A few years ago I went looking for material related to guns in the workplace and couldn’t find anything except “keep guns out of the workplace”.

Times have changed. Now we have classes for HR weighing both sides of the issue:

Deciding whether to ban guns in the work place is an incredibly controversial and potentially polarizing issue between employers and employees, and between ‘pro- gun rights’ versus ‘pro-gun restrictions’ advocates. But it is a decision which cannot be avoided: an employer may face potential risks if it decides to ban guns, and it may face potential risks if it decides to not ban guns. The issue is complicated by constant changes in gun laws and restrictions throughout the United States. You will learn about the latest legal developments which impact this controversy. This live audio conference shall also provide you with a strategy for making the most informed decision, in light of the law and their circumstances.

1 thought on “Progress

  1. At most of the companies I’ve been employed, there is a boilerplate paragraph somewhere in the Employee Manual forbidding “weapons in the workplace.”

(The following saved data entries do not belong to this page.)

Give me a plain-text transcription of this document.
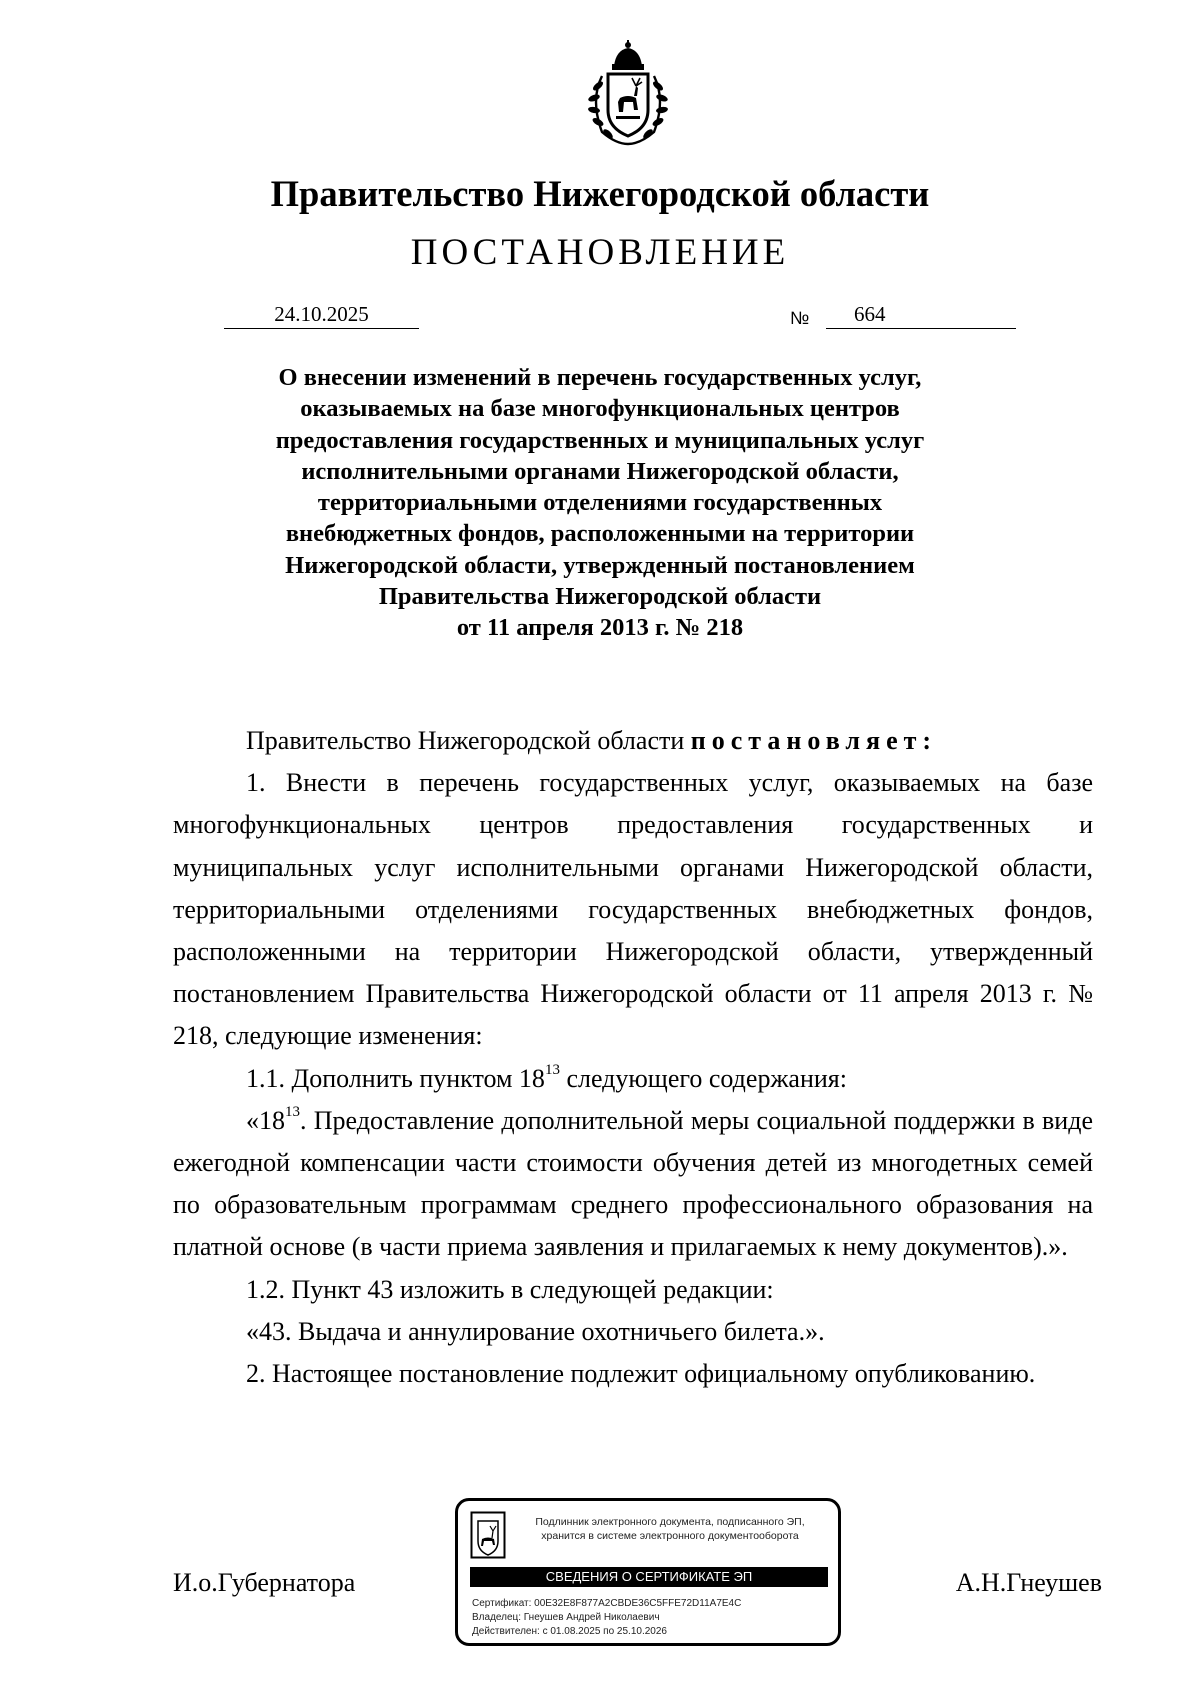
Правительство Нижегородской области
ПОСТАНОВЛЕНИЕ
24.10.2025	№	664
О внесении изменений в перечень государственных услуг,
оказываемых на базе многофункциональных центров
предоставления государственных и муниципальных услуг
исполнительными органами Нижегородской области,
территориальными отделениями государственных
внебюджетных фондов, расположенными на территории
Нижегородской области, утвержденный постановлением
Правительства Нижегородской области
от 11 апреля 2013 г. № 218

Правительство Нижегородской области постановляет:

1. Внести в перечень государственных услуг, оказываемых на базе многофункциональных центров предоставления государственных и муниципальных услуг исполнительными органами Нижегородской области, территориальными отделениями государственных внебюджетных фондов, расположенными на территории Нижегородской области, утвержденный постановлением Правительства Нижегородской области от 11 апреля 2013 г. № 218, следующие изменения:

1.1. Дополнить пунктом $18^{13}$ следующего содержания:

«$18^{13}$. Предоставление дополнительной меры социальной поддержки в виде ежегодной компенсации части стоимости обучения детей из многодетных семей по образовательным программам среднего профессионального образования на платной основе (в части приема заявления и прилагаемых к нему документов).».

1.2. Пункт 43 изложить в следующей редакции:

«43. Выдача и аннулирование охотничьего билета.».

2. Настоящее постановление подлежит официальному опубликованию.

И.о.Губернатора	А.Н.Гнеушев
Подлинник электронного документа, подписанного ЭП,
хранится в системе электронного документооборота
СВЕДЕНИЯ О СЕРТИФИКАТЕ ЭП
Сертификат: 00E32E8F877A2CBDE36C5FFE72D11A7E4C
Владелец: Гнеушев Андрей Николаевич
Действителен: с 01.08.2025 по 25.10.2026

    I never had the courage to ask if I could bring a paring-knife and an apple in my lunch-bag. Nor did I ask if a black-belt in karate would require me to leave the belt at home, or my hands.

    Sometime later, I discovered that if a pocket-knife could live in my back pocket with its clip visible to the working world. If I did not draw attention to it, few people would notice.

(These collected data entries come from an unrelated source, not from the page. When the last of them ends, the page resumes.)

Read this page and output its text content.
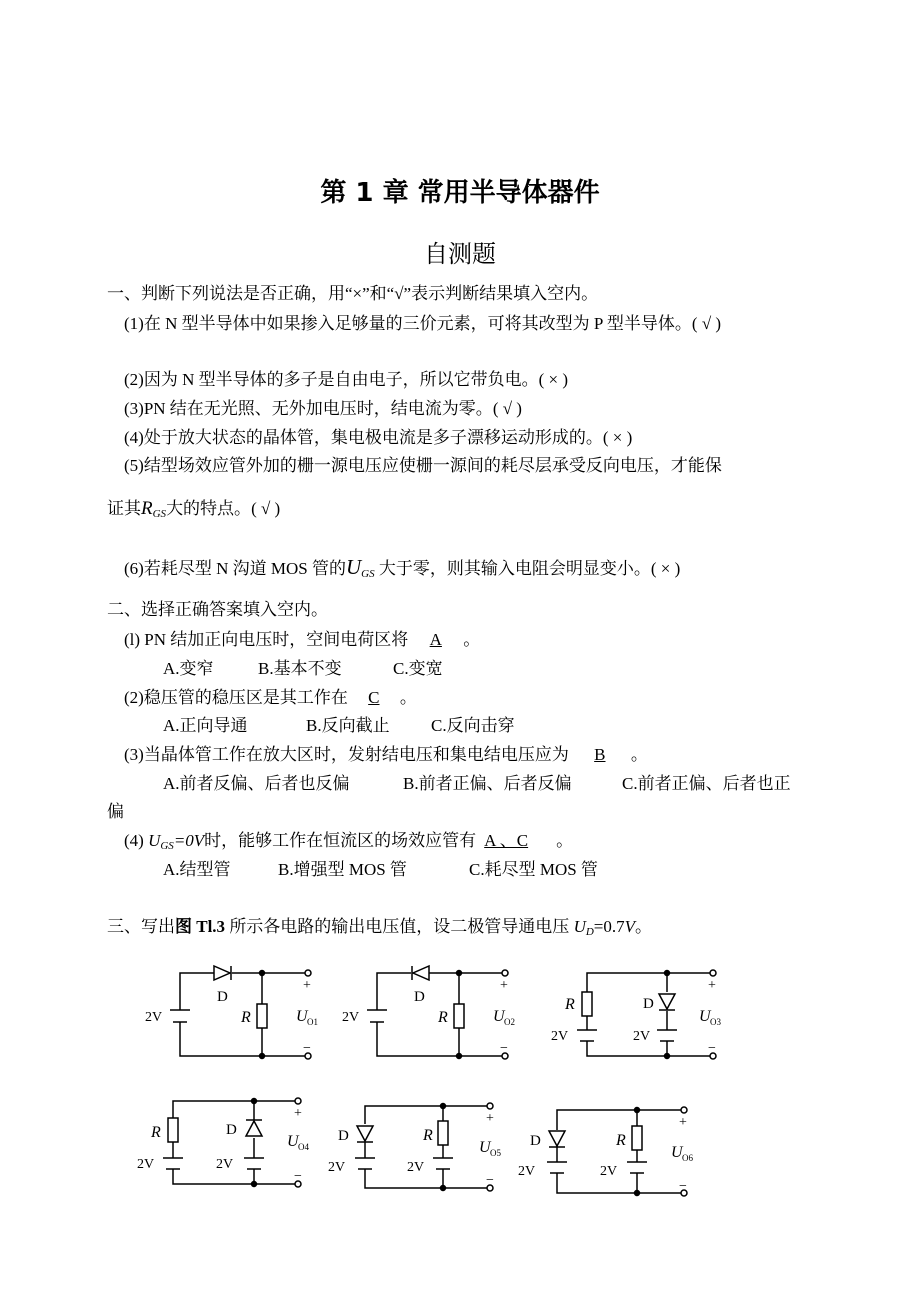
第 1 章 常用半导体器件
自测题
一、判断下列说法是否正确，用“×”和“√”表示判断结果填入空内。
(1)在 N 型半导体中如果掺入足够量的三价元素，可将其改型为 P 型半导体。( √ )
(2)因为 N 型半导体的多子是自由电子，所以它带负电。( × )
(3)PN 结在无光照、无外加电压时，结电流为零。( √ )
(4)处于放大状态的晶体管，集电极电流是多子漂移运动形成的。( × )
(5)结型场效应管外加的栅一源电压应使栅一源间的耗尽层承受反向电压，才能保
证其$R_{GS}$大的特点。( √ )
(6)若耗尽型 N 沟道 MOS 管的$U_{GS}$ 大于零，则其输入电阻会明显变小。( × )
二、选择正确答案填入空内。
(l) PN 结加正向电压时，空间电荷区将 A 。
A.变窄	B.基本不变	C.变宽
(2)稳压管的稳压区是其工作在 C 。
A.正向导通	B.反向截止 C.反向击穿
(3)当晶体管工作在放大区时，发射结电压和集电结电压应为 B 。
A.前者反偏、后者也反偏	B.前者正偏、后者反偏	C.前者正偏、后者也正
偏
(4) $U_{GS}=0V$时，能够工作在恒流区的场效应管有 A 、C 。
A.结型管	B.增强型 MOS 管	C.耗尽型 MOS 管
三、写出图 Tl.3 所示各电路的输出电压值，设二极管导通电压 $U_D=0.7V$。
2V
D
R
+
−
U O1 2V
D
R
+
−
U O2
R
2V
D
2V
+
−
U O3
R
2V
D
2V
+
−
U O4
D
2V
R
2V
+
−
U O5
D
2V
R
2V
+
−
U O6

    Anyways, a piece of metal with a single sharpened edge, a knife, is usually considered to be a weapon. However, a hinged device joining two pieces of metal, each having an edge, is not considered to be a weapon. After all, it is a pair of scissors. Would the scissors become a weapon if an enraged person attempted to stab a co-worker with them?

    What does this have to do with firearms at work? Not much…except to note that HR policies about weapons exhibit a slight detachment-from-reality factor.